# I swear it just followed me home....



## Bruce (Dec 24, 2001)

The good (the one on the right- for sale BTW), the bad (the one in the background), and the ugly (left- new one).


----------



## Jon Shafer (Dec 15, 2001)

Damn Bruce!


----------



## xspeedy (Apr 10, 2003)

Can't have just one!


----------



## Bruce (Dec 24, 2001)

xspeedy said:


> Can't have just one!


Well yeah...one of them is for sale now. The one i bought yesterday was just too good of a deal to pass up on a running car. I bought the nonrunning one last year and I am rebuilding it. The plan is to use this new running car at autox and DEs until the other car is rebuilt (looking like late this year if all goes well). This new car will be for sale in about a year.


----------



## Alex Baumann (Dec 19, 2001)

Wow, congratulations Bruce. Yeah, those nasty stalkers


----------



## LmtdSlip (May 28, 2003)

Quite a nice collection building there!! :thumbup: 

I love those cars. Dont sell any of them!


----------



## MarcZHP (Feb 11, 2005)

Bruce said:


> The good (the one on the right- for sale BTW), the bad (the one in the background), and the ugly (left- new one).


Trade for an 85 Dodge Omni GLH Turbo?


----------



## BahnBaum (Feb 25, 2004)

Do you have a link for any info on the one that's for sale?

Alex


----------



## Bruce (Dec 24, 2001)

No trades...I had to call my wife before I agreed to buy it to ask her if she would divorce me (I really did)....amazing she agreed with as much as she hates BMW.

Here is a link to the info. It is set up as a track car. Could go back to a nice street car with addressing the HVAC. The head mods put the car into D Mod for CCA Club Racing :-( (change that and it might be able to go to IS or IP.

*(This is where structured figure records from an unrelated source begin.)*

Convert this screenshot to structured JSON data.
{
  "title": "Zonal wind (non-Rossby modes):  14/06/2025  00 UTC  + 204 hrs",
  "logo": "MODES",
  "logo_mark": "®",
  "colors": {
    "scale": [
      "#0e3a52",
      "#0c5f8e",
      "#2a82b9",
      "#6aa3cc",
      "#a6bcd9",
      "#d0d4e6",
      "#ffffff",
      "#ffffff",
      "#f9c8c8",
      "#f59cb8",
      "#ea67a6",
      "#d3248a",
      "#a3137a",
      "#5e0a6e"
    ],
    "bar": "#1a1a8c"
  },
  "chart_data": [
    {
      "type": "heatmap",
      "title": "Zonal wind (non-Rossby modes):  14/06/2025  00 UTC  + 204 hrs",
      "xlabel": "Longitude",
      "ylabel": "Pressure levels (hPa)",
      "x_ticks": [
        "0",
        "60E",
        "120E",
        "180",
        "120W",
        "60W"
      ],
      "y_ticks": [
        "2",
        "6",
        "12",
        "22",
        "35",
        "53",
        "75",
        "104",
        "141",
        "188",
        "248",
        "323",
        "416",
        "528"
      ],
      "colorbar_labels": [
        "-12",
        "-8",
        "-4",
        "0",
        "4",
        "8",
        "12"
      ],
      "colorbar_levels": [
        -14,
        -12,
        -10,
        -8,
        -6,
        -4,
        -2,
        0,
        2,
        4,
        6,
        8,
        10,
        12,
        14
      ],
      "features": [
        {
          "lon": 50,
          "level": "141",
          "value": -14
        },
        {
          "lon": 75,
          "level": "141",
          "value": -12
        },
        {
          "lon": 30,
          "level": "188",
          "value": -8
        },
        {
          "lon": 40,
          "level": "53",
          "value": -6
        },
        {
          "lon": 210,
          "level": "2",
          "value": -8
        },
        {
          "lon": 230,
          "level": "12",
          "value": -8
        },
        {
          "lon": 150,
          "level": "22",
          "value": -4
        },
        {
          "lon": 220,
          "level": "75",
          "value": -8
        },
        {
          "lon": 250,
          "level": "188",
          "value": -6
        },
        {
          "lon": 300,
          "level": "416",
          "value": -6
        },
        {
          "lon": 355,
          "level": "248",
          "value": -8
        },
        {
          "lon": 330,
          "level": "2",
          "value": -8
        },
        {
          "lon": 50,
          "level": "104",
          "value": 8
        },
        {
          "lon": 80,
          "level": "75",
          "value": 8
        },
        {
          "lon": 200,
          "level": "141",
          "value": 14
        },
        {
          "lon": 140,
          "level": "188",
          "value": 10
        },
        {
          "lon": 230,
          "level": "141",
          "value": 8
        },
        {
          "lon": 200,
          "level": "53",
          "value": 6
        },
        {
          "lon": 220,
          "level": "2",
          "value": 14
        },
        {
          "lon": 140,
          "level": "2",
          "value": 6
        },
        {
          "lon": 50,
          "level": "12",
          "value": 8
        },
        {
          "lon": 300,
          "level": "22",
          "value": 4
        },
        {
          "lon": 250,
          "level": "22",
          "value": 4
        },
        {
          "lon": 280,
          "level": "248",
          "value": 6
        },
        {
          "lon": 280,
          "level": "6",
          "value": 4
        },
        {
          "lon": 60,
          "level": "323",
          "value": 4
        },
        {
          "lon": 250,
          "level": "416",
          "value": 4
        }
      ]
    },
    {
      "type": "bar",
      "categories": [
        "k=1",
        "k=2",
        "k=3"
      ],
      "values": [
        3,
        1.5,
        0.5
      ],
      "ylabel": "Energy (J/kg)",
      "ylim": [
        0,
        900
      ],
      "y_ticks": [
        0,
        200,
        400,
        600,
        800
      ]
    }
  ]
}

http://heersink.org/bruce/e30m3forsale/e30m3forsale.htm

If the car doesn't sell in 2 weeks I am taking the roll bar out.


----------



## Bruce (Dec 24, 2001)

72 hours owned....1 break in....1 broken passenger window....theives 0 (I guess they were wanting the radio that wasn't there LOL).


----------



## TeamM3 (Dec 24, 2002)

yeah, seems to be a lot of that in this area 

sorry to hear that


----------